Naval Aircraft Factory NO was an American short-range reconnaissance/gun spotting aircraft of the 1920s. A single-engined three-seat biplane with alternative floats or wheels, six were built for the U.S. Navy.

==Development and design==
The NO was designed at the U.S. Navy Bureau of Aeronautics (BuAer) as a single-engined single-bay sesquiplane capable of being fitted with either a conventional tailwheel undercarriage or two floats. It was fitted with a 435 hp (324 kW) Curtiss D-12 water-cooled V-12 engine, with a radiator installed between the floats or wheels, depending on such configuration.

The design featured the use of W-type (aka Warren truss) and N-type wing bracing struts, that offered both compression and tension resistance to static and dynamic loads, instead of the traditional tension wires employed on many biplanes of the period.

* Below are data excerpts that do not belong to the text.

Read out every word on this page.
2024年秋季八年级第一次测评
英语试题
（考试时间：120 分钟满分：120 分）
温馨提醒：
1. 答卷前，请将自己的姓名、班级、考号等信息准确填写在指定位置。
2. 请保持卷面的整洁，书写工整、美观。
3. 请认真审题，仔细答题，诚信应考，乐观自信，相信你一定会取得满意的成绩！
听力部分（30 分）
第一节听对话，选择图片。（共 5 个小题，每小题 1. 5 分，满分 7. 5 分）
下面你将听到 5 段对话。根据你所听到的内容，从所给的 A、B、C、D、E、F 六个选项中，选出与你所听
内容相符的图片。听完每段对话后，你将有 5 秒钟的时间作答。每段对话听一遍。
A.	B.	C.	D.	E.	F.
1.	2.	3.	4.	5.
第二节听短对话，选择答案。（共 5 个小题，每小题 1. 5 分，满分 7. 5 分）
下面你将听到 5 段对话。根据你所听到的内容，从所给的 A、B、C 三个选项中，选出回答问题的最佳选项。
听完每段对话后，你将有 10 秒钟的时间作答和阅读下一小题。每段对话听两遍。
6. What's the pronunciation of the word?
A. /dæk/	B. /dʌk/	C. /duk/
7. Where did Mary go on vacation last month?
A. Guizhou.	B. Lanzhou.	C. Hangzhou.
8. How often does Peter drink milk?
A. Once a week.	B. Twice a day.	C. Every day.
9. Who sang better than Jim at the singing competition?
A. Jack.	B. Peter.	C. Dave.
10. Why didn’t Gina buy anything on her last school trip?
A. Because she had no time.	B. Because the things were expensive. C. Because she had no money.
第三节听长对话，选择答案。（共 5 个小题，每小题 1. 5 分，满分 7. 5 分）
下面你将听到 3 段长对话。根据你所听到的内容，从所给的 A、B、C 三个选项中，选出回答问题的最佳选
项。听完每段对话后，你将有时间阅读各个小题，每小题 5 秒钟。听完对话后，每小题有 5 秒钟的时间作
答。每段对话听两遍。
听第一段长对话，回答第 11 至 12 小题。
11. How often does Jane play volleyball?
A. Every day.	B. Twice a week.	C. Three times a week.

This structural principle had been incorporated successfully in the design of the Naval Aircraft Factory TS fighter, as designed by Rex Beisel when employed at BuAer, and later also used on the Martin MS submarine-based biplane that required rapid assembly and rigging.

The three crew occupied separate open cockpit stations, and the rearmost cockpit was equipped with a swivel-mounted machine gun for defense. Small differences observed between the Martin and NAF versions included exhaust stacks, fin and rudder shapes, and presence or omission of a propeller spinner.

==Operational history==
In 1923, pre-production construction contracts were issued to both the Naval Aircraft Factory (NAF) and Glenn L. Martin Company (as Martin Model 60), each for three aircraft, designated Naval Aircraft Factory NO and Martin M2O respectively. Deliveries of the Martin M2O-1 started in 1923, and all six aircraft were completed by the end of 1924. The NAF-built aircraft were assigned serial numbers A-6431 to A-6433 (initially designated as NO-1), and A-6452 to A-6454 were assigned to the Martin M2O-1 aircraft. Subsequently, the third NO-1 (serial number A-6433) was converted with a 440 hp Packard 1A-1500 and redesignated as NO-2. Photos have shown that at least two Martin M2O-1 (A-6452 and A-6454), were configured with wheeled undercarriage during their service.

The type proved to be no better than the Vought UO in the gun spotting role, and was never placed into quantity production. All six were withdrawn from use by the end of 1927.

==Variants==
- NO-1
Three-seat twin-float floatplane powered by a 435 hp Curtiss D-12 water-cooled V-12 engine. Three built by the Naval Aircraft Factory.
- NO-2
The third, and last, NO-1 was modified with a 425hp (317 kW) Packard 1A-1500 water-cooled V-12 engine, and redesignated NO-2.
- M2O-1
Designation of Martin-built NO-1, three built.